Metacognitive calibration in exercise : an examination using running and high-intensity functional movement exercise

Abstract

In the present thesis, I examined exercise calibration using running and high-intensity functional movement exercise (HIFME). In doing so, I analysed and presented results from eight studies across Chapters 2, 3, 4, and 5. In Chapters 2 and 3, I explored the extent to which demographic factors (e.g. expertise, experience, age, and gender) are effective in informing us about running and HIFME calibration. Studies 1 and 2 demonstrated that such factors do exhibit associations with running calibration, though the relatively minor strength and inconsistency of these associations also indicate that we should not overestimate the factors’ contributions. Study 3 found a positive role of having a HIFME background in HIFME calibration, but other demographic factors did not exhibit associations with it. Overall, results from Chapters 2 and 3 highlighted the importance of considering demographic factors when assessing athlete calibration. However, they also highlighted the importance of understanding their limitations when doing so. In Chapter 4, I examined whether we can use self-reports of exercise metacognition and cognitive calibration to predict running and HIFME calibration. There was no significant association between any of these measures and exercise calibration in Studies 4, 5, and 6, suggesting that metacognition self-reports and calibration from other modalities are not reliable predictors of exercise calibration.

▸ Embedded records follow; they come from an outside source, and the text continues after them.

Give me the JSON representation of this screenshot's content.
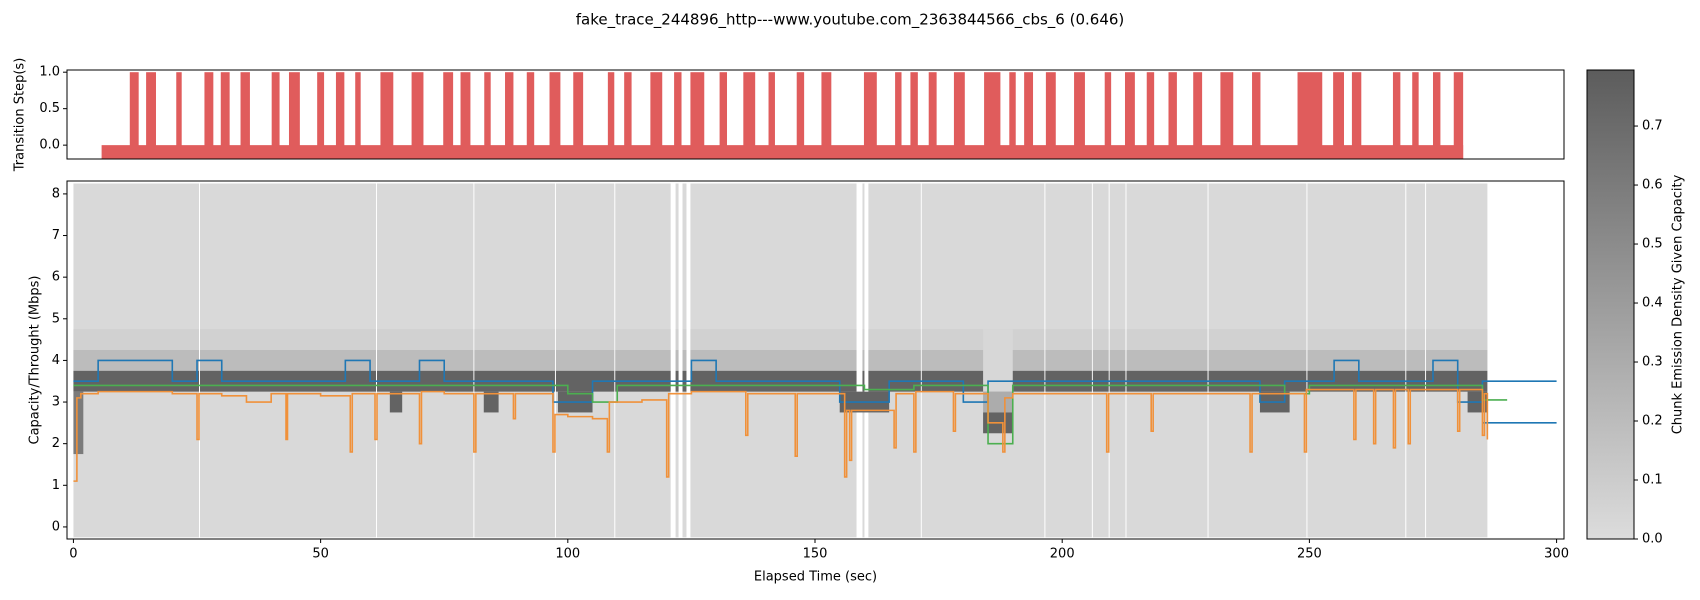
{
  "title": "fake_trace_244896_http---www.youtube.com_2363844566_cbs_6 (0.646)",
  "chart_data": [
    {
      "type": "interval",
      "ylabel": "Transition Step(s)",
      "xlim": [
        -1.3,
        301.5
      ],
      "ylim": [
        -0.19,
        1.03
      ],
      "yticks": [
        {
          "value": 0,
          "label": "0.0"
        },
        {
          "value": 0.5,
          "label": "0.5"
        },
        {
          "value": 1,
          "label": "1.0"
        }
      ],
      "color": "#e05c5c",
      "height": 1,
      "band": {
        "start": 5.7,
        "end": 281.1,
        "bottom": -0.2,
        "top": 0
      },
      "intervals": {
        "start": [
          11.4,
          14.7,
          20.8,
          26.5,
          29.8,
          33.8,
          40.1,
          43.6,
          49.3,
          53.1,
          57.0,
          62.1,
          68.4,
          74.8,
          78.3,
          83.1,
          87.3,
          91.7,
          96.3,
          101.1,
          108.1,
          111.4,
          116.7,
          121.5,
          124.8,
          130.7,
          135.5,
          140.6,
          146.3,
          151.3,
          159.9,
          166.2,
          169.3,
          173.0,
          178.1,
          184.2,
          189.3,
          192.3,
          196.7,
          202.4,
          208.6,
          212.7,
          217.1,
          221.5,
          226.5,
          232.0,
          238.4,
          247.6,
          254.8,
          258.6,
          266.9,
          270.8,
          275.0,
          279.2
        ],
        "end": [
          13.2,
          16.7,
          21.9,
          28.3,
          31.6,
          35.7,
          41.7,
          45.8,
          50.7,
          54.8,
          58.1,
          64.7,
          70.8,
          76.8,
          80.3,
          84.4,
          89.0,
          93.2,
          98.5,
          103.1,
          109.4,
          112.9,
          119.1,
          123.0,
          127.6,
          132.2,
          137.9,
          141.9,
          147.8,
          153.3,
          162.5,
          167.5,
          170.8,
          174.6,
          180.3,
          187.5,
          190.6,
          194.1,
          198.7,
          204.6,
          209.9,
          214.7,
          218.6,
          223.2,
          228.3,
          234.6,
          240.1,
          252.6,
          257.0,
          260.5,
          268.4,
          272.1,
          276.5,
          281.1
        ]
      }
    },
    {
      "type": "density-steps",
      "xlabel": "Elapsed Time (sec)",
      "ylabel": "Capacity/Throught (Mbps)",
      "xlim": [
        -1.3,
        301.5
      ],
      "ylim": [
        -0.29,
        8.31
      ],
      "xticks": [
        0,
        50,
        100,
        150,
        200,
        250,
        300
      ],
      "yticks": [
        0,
        1,
        2,
        3,
        4,
        5,
        6,
        7,
        8
      ],
      "density": {
        "yrange": [
          -0.25,
          8.25
        ],
        "background": 0.02,
        "segments": [
          [
            0,
            25.4
          ],
          [
            25.6,
            61.2
          ],
          [
            61.4,
            80.9
          ],
          [
            81.1,
            97.4
          ],
          [
            97.6,
            109.4
          ],
          [
            109.6,
            120.8
          ],
          [
            121.8,
            122.4
          ],
          [
            123.2,
            124
          ],
          [
            124.8,
            158.4
          ],
          [
            159.6,
            160
          ],
          [
            160.8,
            171.4
          ],
          [
            171.6,
            196.4
          ],
          [
            196.6,
            206
          ],
          [
            206.2,
            209.4
          ],
          [
            209.6,
            212.8
          ],
          [
            213,
            229.4
          ],
          [
            229.6,
            249.4
          ],
          [
            249.6,
            269.4
          ],
          [
            269.6,
            273.4
          ],
          [
            273.6,
            286
          ]
        ],
        "bands": [
          {
            "y": [
              4.25,
              4.75
            ],
            "value": 0.07
          },
          {
            "y": [
              3.75,
              4.25
            ],
            "value": 0.2
          },
          {
            "y": [
              3.25,
              3.75
            ],
            "value": 0.75
          }
        ],
        "cells": [
          {
            "x": [
              0,
              2
            ],
            "y": [
              1.75,
              3.25
            ],
            "value": 0.6
          },
          {
            "x": [
              64,
              66.5
            ],
            "y": [
              2.75,
              3.25
            ],
            "value": 0.75
          },
          {
            "x": [
              83,
              86
            ],
            "y": [
              2.75,
              3.25
            ],
            "value": 0.75
          },
          {
            "x": [
              98,
              105
            ],
            "y": [
              2.75,
              3.25
            ],
            "value": 0.75
          },
          {
            "x": [
              155,
              165
            ],
            "y": [
              2.75,
              3.25
            ],
            "value": 0.75
          },
          {
            "x": [
              184,
              190
            ],
            "y": [
              3.25,
              4.75
            ],
            "value": 0.03
          },
          {
            "x": [
              184,
              190
            ],
            "y": [
              2.75,
              3.25
            ],
            "value": 0.3
          },
          {
            "x": [
              184,
              190
            ],
            "y": [
              2.25,
              2.75
            ],
            "value": 0.75
          },
          {
            "x": [
              240,
              246
            ],
            "y": [
              2.75,
              3.25
            ],
            "value": 0.75
          },
          {
            "x": [
              282,
              286
            ],
            "y": [
              2.75,
              3.25
            ],
            "value": 0.75
          }
        ]
      },
      "series": [
        {
          "color": "#1f77b4",
          "x": [
            0,
            5,
            20,
            25,
            30,
            55,
            60,
            70,
            75,
            97,
            105,
            125,
            130,
            155,
            165,
            180,
            185,
            240,
            245,
            255,
            260,
            275,
            280,
            285,
            300
          ],
          "values": [
            3.5,
            4.0,
            3.5,
            4.0,
            3.5,
            4.0,
            3.5,
            4.0,
            3.5,
            3.0,
            3.5,
            4.0,
            3.5,
            3.0,
            3.5,
            3.0,
            3.5,
            3.0,
            3.5,
            4.0,
            3.5,
            4.0,
            3.0,
            3.5,
            3.5
          ]
        },
        {
          "color": "#1f77b4",
          "x": [
            285,
            300
          ],
          "values": [
            2.5,
            2.5
          ]
        },
        {
          "color": "#4caf50",
          "x": [
            0,
            100,
            105,
            110,
            160,
            170,
            185,
            190,
            245,
            250,
            285,
            290
          ],
          "values": [
            3.4,
            3.2,
            3.0,
            3.4,
            3.3,
            3.4,
            2.0,
            3.4,
            3.2,
            3.4,
            3.05,
            3.05
          ]
        },
        {
          "color": "#f0913a",
          "x": [
            0,
            0.7,
            1.5,
            5,
            20,
            25,
            25.4,
            30,
            35,
            40,
            43,
            43.3,
            50,
            56,
            56.4,
            61,
            61.4,
            70,
            70.4,
            75,
            81,
            81.4,
            89,
            89.4,
            97,
            97.4,
            100,
            105,
            108,
            108.4,
            115,
            120,
            120.4,
            125,
            136,
            136.4,
            146,
            146.4,
            156,
            156.4,
            157,
            157.4,
            166,
            166.4,
            170,
            170.4,
            178,
            178.4,
            185,
            188,
            188.4,
            190,
            200,
            209,
            209.4,
            218,
            218.4,
            238,
            238.4,
            249,
            249.4,
            259,
            259.4,
            263,
            263.4,
            267,
            267.4,
            270,
            270.4,
            280,
            280.4,
            285,
            285.4,
            286
          ],
          "values": [
            1.1,
            3.1,
            3.2,
            3.25,
            3.2,
            2.1,
            3.2,
            3.15,
            3.0,
            3.2,
            2.1,
            3.2,
            3.15,
            1.8,
            3.2,
            2.1,
            3.2,
            2.0,
            3.25,
            3.2,
            1.8,
            3.2,
            2.6,
            3.2,
            1.8,
            2.7,
            2.65,
            2.6,
            1.8,
            3.0,
            3.05,
            1.2,
            3.2,
            3.25,
            2.2,
            3.2,
            1.7,
            3.2,
            1.2,
            2.8,
            1.6,
            2.8,
            1.9,
            3.2,
            1.8,
            3.25,
            2.3,
            3.2,
            2.5,
            1.8,
            3.1,
            3.2,
            3.2,
            1.8,
            3.2,
            2.3,
            3.2,
            1.8,
            3.2,
            1.8,
            3.3,
            2.1,
            3.3,
            2.0,
            3.3,
            1.9,
            3.3,
            2.0,
            3.3,
            2.3,
            3.3,
            2.2,
            3.2,
            2.1
          ]
        }
      ],
      "colorbar": {
        "label": "Chunk Emission Density Given Capacity",
        "lim": [
          0,
          0.795
        ],
        "colors": [
          "#dcdcdc",
          "#5c5c5c"
        ],
        "ticks": [
          {
            "value": 0,
            "label": "0.0"
          },
          0.1,
          0.2,
          0.3,
          0.4,
          0.5,
          0.6,
          0.7
        ]
      }
    }
  ]
}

In Chapter 5, I tested whether a minimal metacognitive intervention in the form of prediction guidance would lead to improved exercise calibration when participants received strategic, as opposed to impulsive, instructions. Findings from Studies 7 and 8 illustrated that strategic predictions facilitated prediction precision compared to impulsive predictions, though their effects on bias appeared to be less consistent and more dependent upon instructions. In Chapter 6, I discussed the general implications of the present thesis, and proposed ways in which future research can further explore the field of exercise calibration.